No numbers appeared on the machine, even though it had been fed multiple quarters. Shauna Rae loosed a whining gasp and stamped her foot. The thoughtless machine deprived her of the only thing that would make her feel better, a package of her favorite chocolate cookies. She turned to appeal to the clerk at the snack bar and caught the snap of the clerk’s head, a willful act of avoidance.
Shauna Rae fought back tears. There had been enough crying. There had been that embarrassing scene in which she had thrown herself across her Dad’s body, tugging at the tubes and wires. That nasty nurse shouted at her and demanded her half-sisters remove her. Becca seemed all too happy to grab her in response, digging her nails into her arm. Immy had told Shauna Rae she had to “be brave for Dad.”
Looking at the sagging face of Candy Grenholm, Shauna Rae had known those were her words and it stung to think everything was shifted. That special place in Candy’s favor that made Shauna Rae better than Immy and Becca no longer belonged to her. No one corrected Shauna Rae when she wailed that it was “all my fault.” They just stared at her.
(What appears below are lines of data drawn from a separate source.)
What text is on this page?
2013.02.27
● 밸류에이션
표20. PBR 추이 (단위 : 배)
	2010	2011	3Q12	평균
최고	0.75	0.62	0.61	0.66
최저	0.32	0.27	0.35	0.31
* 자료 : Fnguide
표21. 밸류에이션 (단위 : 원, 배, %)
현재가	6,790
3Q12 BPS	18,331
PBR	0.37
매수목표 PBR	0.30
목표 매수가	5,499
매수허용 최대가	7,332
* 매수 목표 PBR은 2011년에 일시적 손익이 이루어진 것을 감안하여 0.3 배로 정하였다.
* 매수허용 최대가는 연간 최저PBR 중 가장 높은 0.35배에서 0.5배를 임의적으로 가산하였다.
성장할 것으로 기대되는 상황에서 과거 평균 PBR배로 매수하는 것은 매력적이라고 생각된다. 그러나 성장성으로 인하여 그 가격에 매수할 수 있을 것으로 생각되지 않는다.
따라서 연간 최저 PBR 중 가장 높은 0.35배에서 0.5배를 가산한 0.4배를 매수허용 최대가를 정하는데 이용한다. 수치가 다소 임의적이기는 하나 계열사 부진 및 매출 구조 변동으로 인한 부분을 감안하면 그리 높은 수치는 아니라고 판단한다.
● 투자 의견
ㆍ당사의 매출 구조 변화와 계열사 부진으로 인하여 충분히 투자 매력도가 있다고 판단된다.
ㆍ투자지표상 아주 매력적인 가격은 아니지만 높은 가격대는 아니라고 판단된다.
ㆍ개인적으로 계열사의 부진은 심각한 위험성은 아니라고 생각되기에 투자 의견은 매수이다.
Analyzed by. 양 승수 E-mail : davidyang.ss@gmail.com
Maybe they actually did think it was her fault. Maybe it actually was. She wasn’t there when Dad got in the car for work. She wasn’t with Candy on the other end of the phone hearing the crunch of the metal. She didn’t sneak off with the car like Becca did but, then, she knew about it and never told. Maybe Dad wouldn’t have been hurt and Becca would be grounded like she deserved if Shauna Rae had done the right thing.
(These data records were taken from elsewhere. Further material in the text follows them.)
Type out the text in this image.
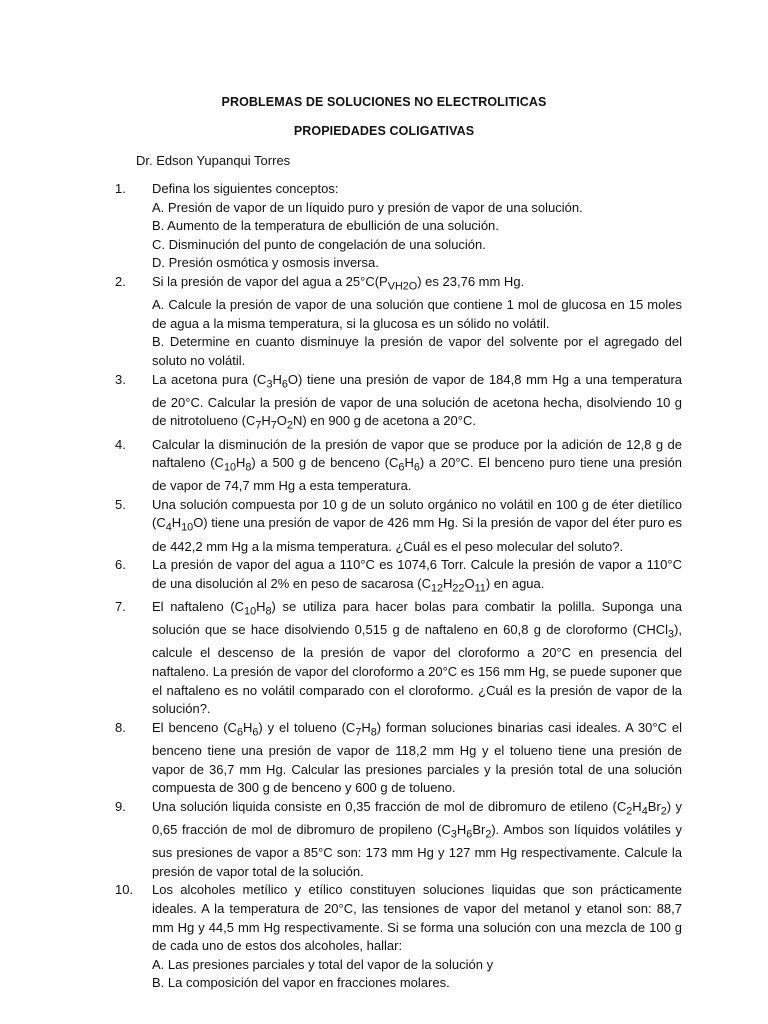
PROBLEMAS DE SOLUCIONES NO ELECTROLITICAS
PROPIEDADES COLIGATIVAS
Dr. Edson Yupanqui Torres
1.	Defina los siguientes conceptos:
A. Presión de vapor de un líquido puro y presión de vapor de una solución.
B. Aumento de la temperatura de ebullición de una solución.
C. Disminución del punto de congelación de una solución.
D. Presión osmótica y osmosis inversa.
2.	Si la presión de vapor del agua a $25^\circ C(P_{VH2O})$ es 23,76 mm Hg.
A. Calcule la presión de vapor de una solución que contiene 1 mol de glucosa en 15 moles de agua a la misma temperatura, si la glucosa es un sólido no volátil.
B. Determine en cuanto disminuye la presión de vapor del solvente por el agregado del soluto no volátil.
3.	La acetona pura $(C_3H_6O)$ tiene una presión de vapor de 184,8 mm Hg a una temperatura de 20°C. Calcular la presión de vapor de una solución de acetona hecha, disolviendo 10 g de nitrotolueno $(C_7H_7O_2N)$ en 900 g de acetona a 20°C.
4.	Calcular la disminución de la presión de vapor que se produce por la adición de 12,8 g de naftaleno $(C_{10}H_8)$ a 500 g de benceno $(C_6H_6)$ a 20°C. El benceno puro tiene una presión de vapor de 74,7 mm Hg a esta temperatura.
5.	Una solución compuesta por 10 g de un soluto orgánico no volátil en 100 g de éter dietílico $(C_4H_{10}O)$ tiene una presión de vapor de 426 mm Hg. Si la presión de vapor del éter puro es de 442,2 mm Hg a la misma temperatura. ¿Cuál es el peso molecular del soluto?.
6.	La presión de vapor del agua a 110°C es 1074,6 Torr. Calcule la presión de vapor a 110°C de una disolución al 2% en peso de sacarosa $(C_{12}H_{22}O_{11})$ en agua.
7.	El naftaleno $(C_{10}H_8)$ se utiliza para hacer bolas para combatir la polilla. Suponga una solución que se hace disolviendo 0,515 g de naftaleno en 60,8 g de cloroformo (CHCl$_3$), calcule el descenso de la presión de vapor del cloroformo a 20°C en presencia del naftaleno. La presión de vapor del cloroformo a 20°C es 156 mm Hg, se puede suponer que el naftaleno es no volátil comparado con el cloroformo. ¿Cuál es la presión de vapor de la solución?.
8.	El benceno $(C_6H_6)$ y el tolueno $(C_7H_8)$ forman soluciones binarias casi ideales. A 30°C el benceno tiene una presión de vapor de 118,2 mm Hg y el tolueno tiene una presión de vapor de 36,7 mm Hg. Calcular las presiones parciales y la presión total de una solución compuesta de 300 g de benceno y 600 g de tolueno.
9.	Una solución liquida consiste en 0,35 fracción de mol de dibromuro de etileno $(C_2H_4Br_2)$ y 0,65 fracción de mol de dibromuro de propileno $(C_3H_6Br_2)$. Ambos son líquidos volátiles y sus presiones de vapor a 85°C son: 173 mm Hg y 127 mm Hg respectivamente. Calcule la presión de vapor total de la solución.
10.	Los alcoholes metílico y etílico constituyen soluciones liquidas que son prácticamente ideales. A la temperatura de 20°C, las tensiones de vapor del metanol y etanol son: 88,7 mm Hg y 44,5 mm Hg respectivamente. Si se forma una solución con una mezcla de 100 g de cada uno de estos dos alcoholes, hallar:
A. Las presiones parciales y total del vapor de la solución y
B. La composición del vapor en fracciones molares.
Shauna Rae considered the candy machine and rejected giving it another chance to ruin what was left of her day. She turned and drifted towards the gift shop and the display of candy she’d noticed there. Of all things to think about on her way to see her Dad on the edge of death. Maybe she was a bad person after all and that was the problem. Maybe her overall badness just made bad things happen.
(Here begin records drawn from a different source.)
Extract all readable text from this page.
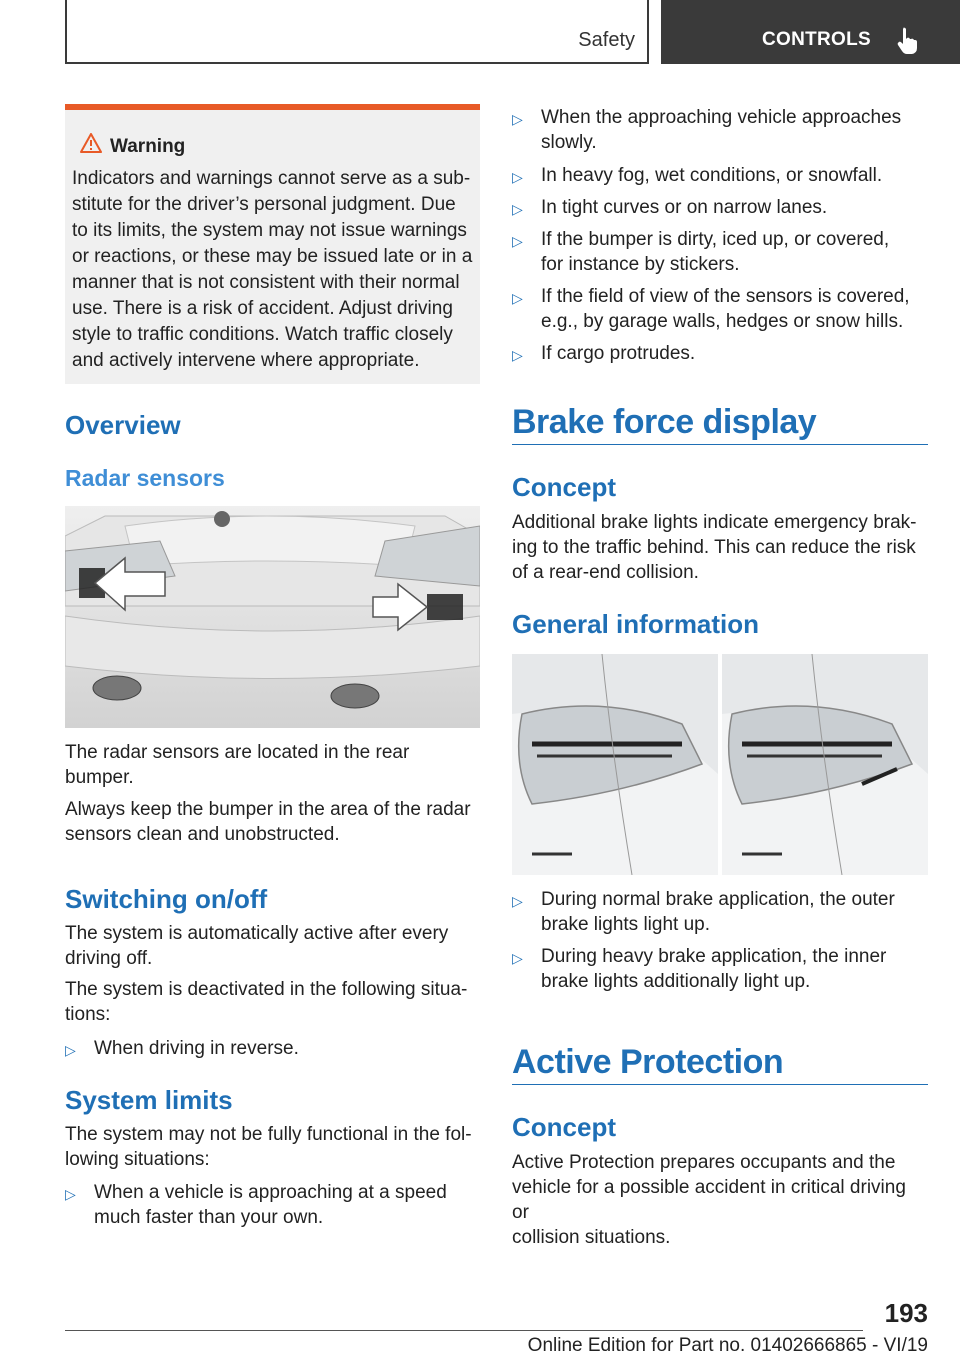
Safety	CONTROLS
Warning
Indicators and warnings cannot serve as a sub-
stitute for the driver’s personal judgment. Due
to its limits, the system may not issue warnings
or reactions, or these may be issued late or in a
manner that is not consistent with their normal
use. There is a risk of accident. Adjust driving
style to traffic conditions. Watch traffic closely
and actively intervene where appropriate.
Overview
Radar sensors
The radar sensors are located in the rear
bumper.
Always keep the bumper in the area of the radar
sensors clean and unobstructed.
Switching on/off
The system is automatically active after every
driving off.
The system is deactivated in the following situa-
tions:
▷ When driving in reverse.
System limits
The system may not be fully functional in the fol-
lowing situations:
▷ When a vehicle is approaching at a speed
much faster than your own.
▷ When the approaching vehicle approaches
slowly.
▷ In heavy fog, wet conditions, or snowfall.
▷ In tight curves or on narrow lanes.
▷ If the bumper is dirty, iced up, or covered,
for instance by stickers.
▷ If the field of view of the sensors is covered,
e.g., by garage walls, hedges or snow hills.
▷ If cargo protrudes.
Brake force display
Concept
Additional brake lights indicate emergency brak-
ing to the traffic behind. This can reduce the risk
of a rear-end collision.
General information
▷ During normal brake application, the outer
brake lights light up.
▷ During heavy brake application, the inner
brake lights additionally light up.
Active Protection
Concept
Active Protection prepares occupants and the
vehicle for a possible accident in critical driving or
collision situations.
193
Online Edition for Part no. 01402666865 - VI/19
The snick of the front door opening for a family group caught Shauna Rae’s attention. Their faces were all turned to the hall before them as if they could see down into the hospital, to where their loved one lay. Their eyes never moved as they spoke. Outside, in their wake, a man stopped after waving them on and pulled out a cigarette, squinting in the sun. Shauna Rae felt just as left behind as he seemed to be, banished to the outside. She veered out the door and down along the sidewalk. The faster she moved, the more certain she felt that this was best for everyone. She had to move her badness away to where it couldn’t hurt Dad anymore.